Natriuretic peptides are pivotal in regulating vascular homeostasis, remodeling, and predicting preclinical and subclinical atherosclerotic disease. This study showed a negative and independent correlation between serum log-NT-pro-BNP levels and VRI values in patients with hypertension. Further prospective studies are needed to elucidate better the causality between serum NT-pro-BNP levels and endothelial dysfunction in patients with hypertension.

Funding Statement

This research was funded by Hualien Tzu Chi Hospital, Buddhist Tzu Chi Medical Foundation, Hualien, Taiwan, grant number TCRD111-048.

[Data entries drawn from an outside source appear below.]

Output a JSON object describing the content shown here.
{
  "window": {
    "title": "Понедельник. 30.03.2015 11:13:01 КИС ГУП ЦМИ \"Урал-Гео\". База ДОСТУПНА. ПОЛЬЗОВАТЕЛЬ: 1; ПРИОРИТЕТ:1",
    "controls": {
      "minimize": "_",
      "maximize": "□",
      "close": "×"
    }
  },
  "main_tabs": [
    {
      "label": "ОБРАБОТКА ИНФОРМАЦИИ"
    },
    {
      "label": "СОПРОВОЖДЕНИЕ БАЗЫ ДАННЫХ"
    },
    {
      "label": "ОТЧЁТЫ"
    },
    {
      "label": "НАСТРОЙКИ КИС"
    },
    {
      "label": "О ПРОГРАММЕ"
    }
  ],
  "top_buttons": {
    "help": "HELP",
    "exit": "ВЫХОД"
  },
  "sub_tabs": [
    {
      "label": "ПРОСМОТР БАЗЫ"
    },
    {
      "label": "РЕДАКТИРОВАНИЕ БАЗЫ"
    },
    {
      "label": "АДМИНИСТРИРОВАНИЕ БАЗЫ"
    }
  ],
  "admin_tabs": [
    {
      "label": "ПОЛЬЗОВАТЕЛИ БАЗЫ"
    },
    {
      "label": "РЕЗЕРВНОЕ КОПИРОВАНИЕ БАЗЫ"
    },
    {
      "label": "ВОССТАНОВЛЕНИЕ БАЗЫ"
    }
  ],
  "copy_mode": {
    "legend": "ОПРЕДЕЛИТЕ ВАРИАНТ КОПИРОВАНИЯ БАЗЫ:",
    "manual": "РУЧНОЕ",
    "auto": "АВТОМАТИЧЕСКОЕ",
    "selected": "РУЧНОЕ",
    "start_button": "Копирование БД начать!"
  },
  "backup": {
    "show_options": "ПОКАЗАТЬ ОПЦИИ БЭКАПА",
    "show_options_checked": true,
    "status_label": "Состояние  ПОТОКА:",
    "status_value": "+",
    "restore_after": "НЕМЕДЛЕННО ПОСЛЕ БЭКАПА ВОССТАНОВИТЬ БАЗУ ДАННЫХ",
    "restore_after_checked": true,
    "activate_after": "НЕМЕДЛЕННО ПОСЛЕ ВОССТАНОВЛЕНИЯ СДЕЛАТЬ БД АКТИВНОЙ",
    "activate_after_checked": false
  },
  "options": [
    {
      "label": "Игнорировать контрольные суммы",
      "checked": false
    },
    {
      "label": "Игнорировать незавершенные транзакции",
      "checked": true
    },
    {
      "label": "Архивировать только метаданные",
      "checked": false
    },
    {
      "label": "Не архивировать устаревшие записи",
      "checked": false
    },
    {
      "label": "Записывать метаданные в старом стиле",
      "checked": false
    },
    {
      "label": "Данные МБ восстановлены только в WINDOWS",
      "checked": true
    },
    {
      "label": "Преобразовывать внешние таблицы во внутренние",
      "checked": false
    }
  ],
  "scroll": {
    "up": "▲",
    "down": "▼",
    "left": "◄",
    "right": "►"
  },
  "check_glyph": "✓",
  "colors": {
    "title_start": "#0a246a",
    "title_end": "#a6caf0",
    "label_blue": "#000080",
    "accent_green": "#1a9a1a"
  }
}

Availability of Data and Materials

The data presented in this study are available on request from the corresponding author.

Author Contributions

CHH, CFY, JHW, and BGH conceived and designed the experiments. JHW and BGH performed the experiments. CFY, JHW, and BGH contributed reagents and analyzed the data. CHH wrote the original draft preparation. CFY, JHW, and BGH reviewed and edited the manuscript. All authors have participated sufficiently in the work, agreed to be accountable for all aspects of the work, and approved the final manuscript.

Ethics Approval and Consent to Participate

The research protocol was approved by the human research ethics committee of the Hualien Tzu Chi Hospital, Buddhist Tzu Chi Medical Foundation (approval ID: IRB104-27-B). Informed consent was obtained from the patient’s guardian(s). The study was performed in accordance with the Declaration of Helsinki.

Funding

This research was funded by Hualien Tzu Chi Hospital, Buddhist Tzu Chi Medical Foundation, Hualien, Taiwan, grant number TCRD111-048.

Conflict of Interest

The authors declare no conflict of interest. Bang-Gee Hsu is serving as Guest Editor of this journal. We declare that Bang-Gee Hsu had no involvement in the peer review of this article and has no access to information regarding its peer review. Full responsibility for the editorial process for this article was delegated to Massimo Volpe and Speranza Rubattu.